De “Las borrajas azules” (2014)
Ya no se ven linares en los campos.
Cuando era niño, pasábamos con tanta naturalidad de un cielo a otro
y las primaveras tenían siempre como una sensación celeste,
como si algo estuviese por revelarse en el color que se posaba sobre los tallos
con tal delicadeza que parecía no terminar de asentarse nunca:
en eso tenía algo de agua también, fluyendo,
pero de una manera apenas perceptible,
como si fuese la transparencia misma, con un tono azulado rielándola, muy tenue,
un azulito como decía mi madre, extendiéndose, expandiéndose,
porque, antes, los linares eran de todo el largo del día.
“¡Y de todo el ancho del alma!”, diría la retórica
con esa desesperación que tiene por hacerse notar.
Pero, de las arremetidas poéticas, ¡líbrense los linares!,
los que antes se extendían desde donde sale el sol hasta el ocaso,
y le daban a la provincia esa luz de cielo haciéndose
al punto de extraviar a las bandadas…
Y ahora con suerte, con mucha suerte, pasando Nogoyá o llegando a Tala,
suele insinuarse alguno, un relieve apenas zarco sobre la tierra,
un dibujito infantil, un cuadradito de 2 x 2 en la foto, desde el auto,
un linarcito -como dice mi mujer- más sentimental que otra cosa…

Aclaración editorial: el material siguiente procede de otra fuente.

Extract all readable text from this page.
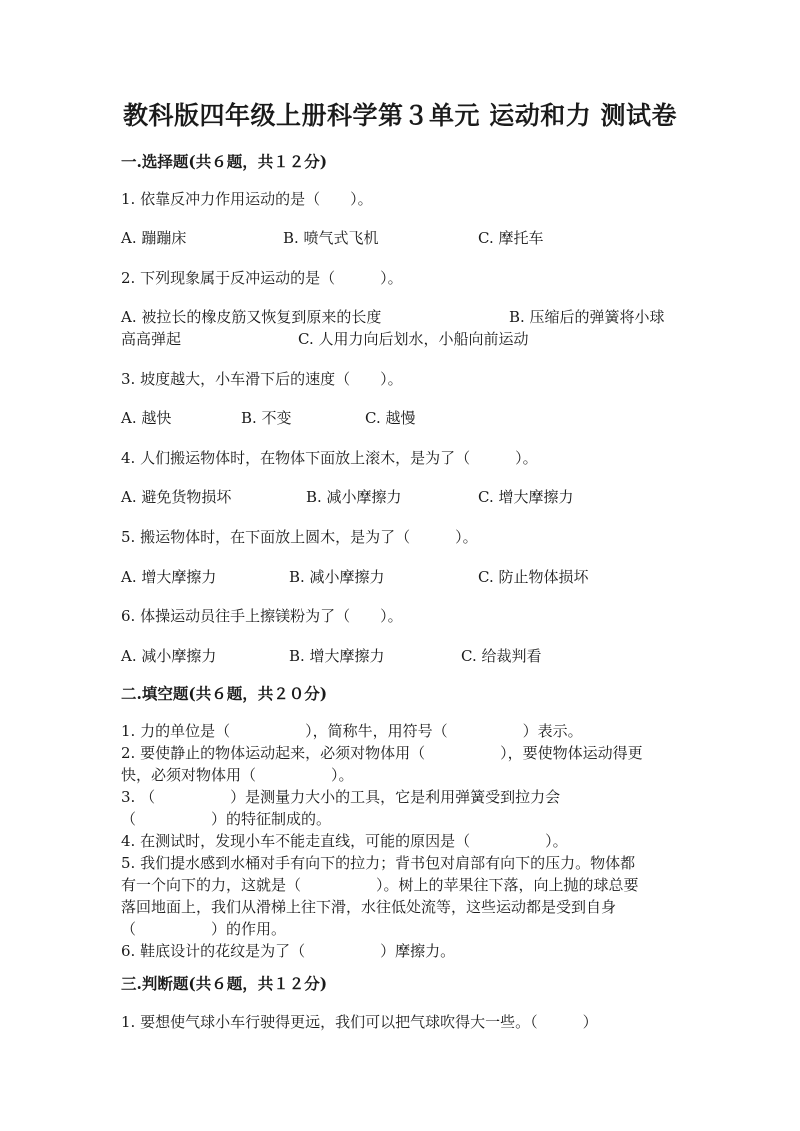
教科版四年级上册科学第３单元 运动和力 测试卷
一.选择题(共６题，共１２分)
1. 依靠反冲力作用运动的是（　　）。
A. 蹦蹦床	B. 喷气式飞机	C. 摩托车
2. 下列现象属于反冲运动的是（　　　）。
A. 被拉长的橡皮筋又恢复到原来的长度	B. 压缩后的弹簧将小球
高高弹起	C. 人用力向后划水，小船向前运动
3. 坡度越大，小车滑下后的速度（　　）。
A. 越快	B. 不变	C. 越慢
4. 人们搬运物体时，在物体下面放上滚木，是为了（　　　）。
A. 避免货物损坏	B. 减小摩擦力	C. 增大摩擦力
5. 搬运物体时，在下面放上圆木，是为了（　　　）。
A. 增大摩擦力	B. 减小摩擦力	C. 防止物体损坏
6. 体操运动员往手上擦镁粉为了（　　）。
A. 减小摩擦力	B. 增大摩擦力	C. 给裁判看
二.填空题(共６题，共２０分)

1. 力的单位是（　　　　　），简称牛，用符号（　　　　　）表示。

2. 要使静止的物体运动起来，必须对物体用（　　　　　），要使物体运动得更

快，必须对物体用（　　　　　）。

3. （　　　　　）是测量力大小的工具，它是利用弹簧受到拉力会

（　　　　　）的特征制成的。

4. 在测试时，发现小车不能走直线，可能的原因是（　　　　　）。

5. 我们提水感到水桶对手有向下的拉力；背书包对肩部有向下的压力。物体都

有一个向下的力，这就是（　　　　　）。树上的苹果往下落，向上抛的球总要

落回地面上，我们从滑梯上往下滑，水往低处流等，这些运动都是受到自身

（　　　　　）的作用。

6. 鞋底设计的花纹是为了（　　　　　）摩擦力。

三.判断题(共６题，共１２分)
1. 要想使气球小车行驶得更远，我们可以把气球吹得大一些。（　　　）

Ya no se ven linares como antes,
cuando era irresistible pasar con el alma cerquita para ver cómo se reflejaba
y hasta los tordillos volvían celestiales por el callejón, aunque no alados, todavía,
cuando la infancia pasaba con tanta naturalidad de un cielo a otro,
hasta que un día en uno se quedó y no sé en cuál.